I slammed on the brakes, coming to a halt at a yellow light, and turned toward her. “Are you seriously pulling the cancer card on me right now?”

She shrugged, unwrapping the burrito. “It’s got to come with some perks.”

“How can you joke about this?”

She looked up and reached across the console, cupping the side of my face. “Oh, my boy. This is when you should joke. Life is always going to throw its sickest curveball at you. You know this. Being able to laugh in the face of the heartache is the equivalent of hitting a grand slam in the bottom of the ninth during game seven of the World Series. Never stop laughing, even when it’s hard.”

My shoulders stiffened with tension as we pulled into the doctor’s office parking lot. Mom leaped from the truck as soon as I parked, but my movements were much slower as I put my feet on the ground.

I opened the front door for Mom and followed her inside the lobby. She quietly spoke with the receptionist as I looked around the space, inspecting every corner, nook, and cranny. The lobby was half full as women sat in chairs waiting for their names to be called.
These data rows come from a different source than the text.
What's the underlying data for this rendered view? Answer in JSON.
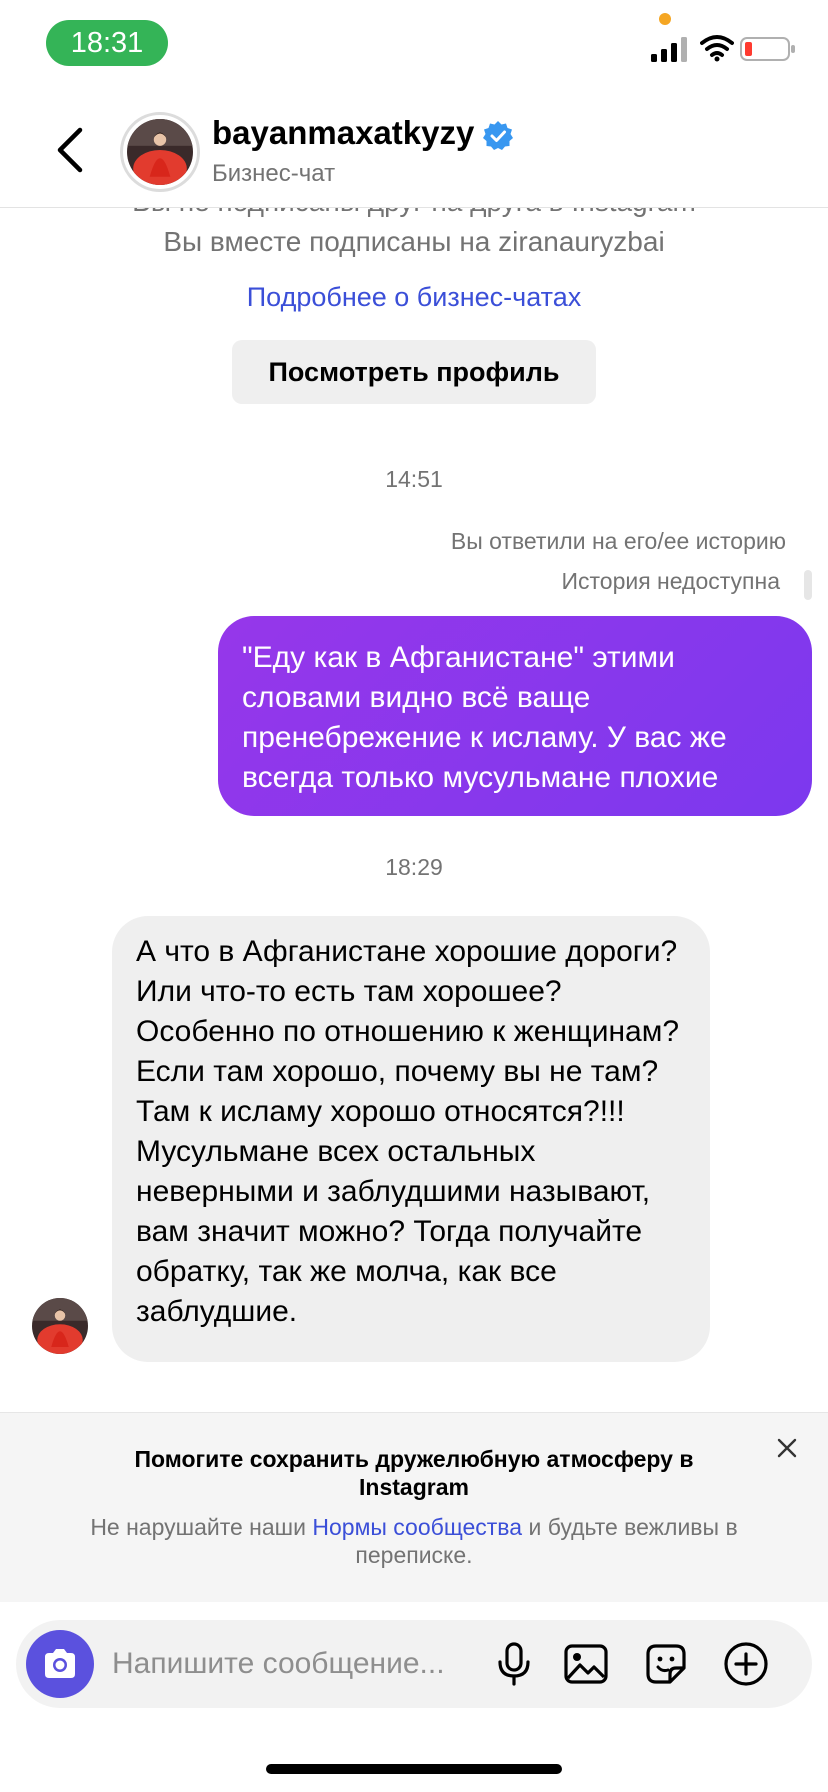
{
  "status_bar": {
    "time": "18:31",
    "icons": [
      "cellular-signal-icon",
      "wifi-icon",
      "battery-low-icon"
    ],
    "colors": {
      "time_pill": "#34b457",
      "privacy_dot": "#f5a623",
      "battery_low": "#ff3b30"
    }
  },
  "header": {
    "username": "bayanmaxatkyzy",
    "subtitle": "Бизнес-чат",
    "icons": [
      "back-chevron-icon",
      "verified-badge-icon"
    ],
    "colors": {
      "verified": "#3897f0"
    }
  },
  "chat": {
    "info_cut": "Вы не подписаны друг на друга в Instagram",
    "mutual_followers": "Вы вместе подписаны на ziranauryzbai",
    "learn_more": "Подробнее о бизнес-чатах",
    "view_profile": "Посмотреть профиль",
    "timestamp_1": "14:51",
    "story_reply": "Вы ответили на его/ее историю",
    "story_unavailable": "История недоступна",
    "outgoing_message": "\"Еду как в Афганистане\" этими словами видно всё ваще пренебрежение к исламу. У вас же всегда только мусульмане плохие",
    "timestamp_2": "18:29",
    "incoming_message": "А что в Афганистане хорошие дороги? Или что-то есть там хорошее? Особенно по отношению к женщинам? Если там хорошо, почему вы не там? Там к исламу хорошо относятся?!!!  Мусульмане всех остальных неверными и заблудшими называют, вам значит можно? Тогда получайте обратку, так же молча, как все заблудшие.",
    "colors": {
      "outgoing_bubble": "#8a37ec",
      "incoming_bubble": "#efefef",
      "link": "#3b4fd8"
    }
  },
  "notice": {
    "title": "Помогите сохранить дружелюбную атмосферу в Instagram",
    "body_before": "Не нарушайте наши ",
    "body_link": "Нормы сообщества",
    "body_after": " и будьте вежливы в переписке.",
    "icons": [
      "close-icon"
    ]
  },
  "composer": {
    "placeholder": "Напишите сообщение...",
    "icons": [
      "camera-icon",
      "microphone-icon",
      "image-icon",
      "sticker-icon",
      "plus-icon"
    ],
    "colors": {
      "camera_button": "#5b51de"
    }
  }
}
A few had scarves around their heads.

Will Mom lose her hair?

I turned my attention toward her and tried to inspect the thickness of it. Was it the same? Had it already started happening?

I ran a hand over my face and plopped down onto a couch. A man with his hand on the knee of the woman next to him nodded at me and gave me a grim, sardonic smile.
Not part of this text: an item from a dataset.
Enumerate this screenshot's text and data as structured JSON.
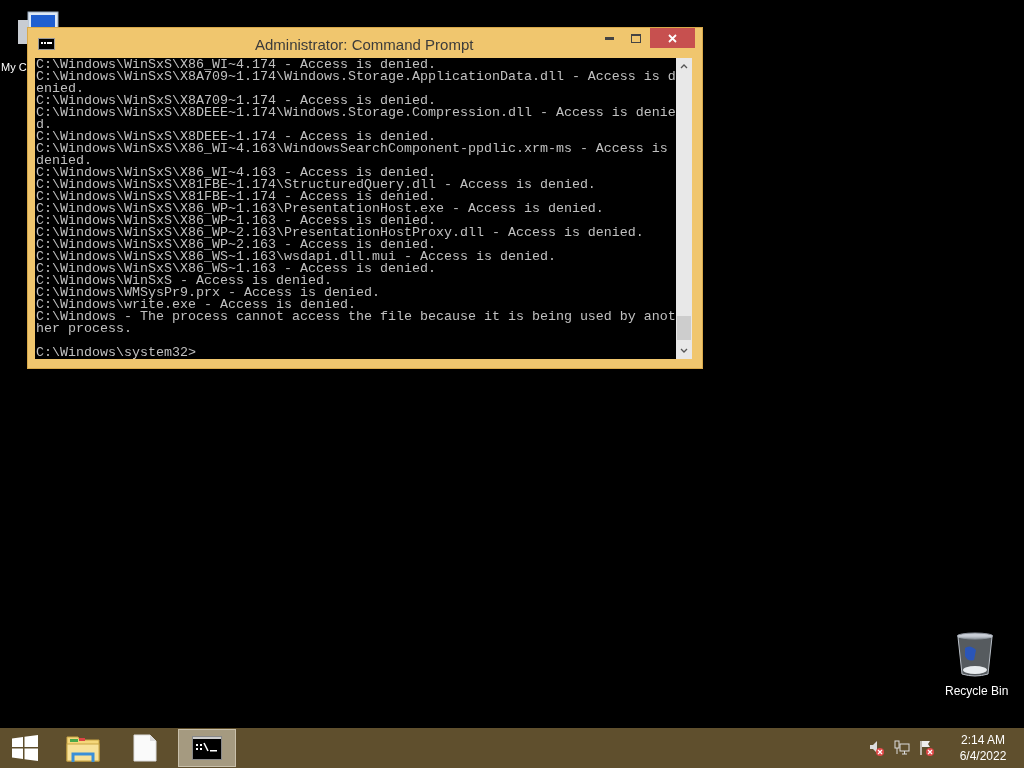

I nodded once and turned my gaze toward the window. Fall was turning the leaves bright red and yellow. I liked fall, but I always longed for the spring, when a baseball field was at its brightest.

Mom sat next to me. “Since we’re squeezed in between patients, I’m not sure how long Dr. Michaels will be able to give us, but you’ll be able to meet him.”

I cleared my throat and swallowed. My fingers played a fast rhythm against my knee. “How’s the wait when you come?”

“Not too bad, but sometimes it can be a bit. Dr. Michaels is highly sought after, so his days are full.”

“Are you Gunner Gentry?” I broke my gaze from Mom and turned toward the young voice. A little boy with an Austin Rattlers T-shirt stood in front of me with wide eyes.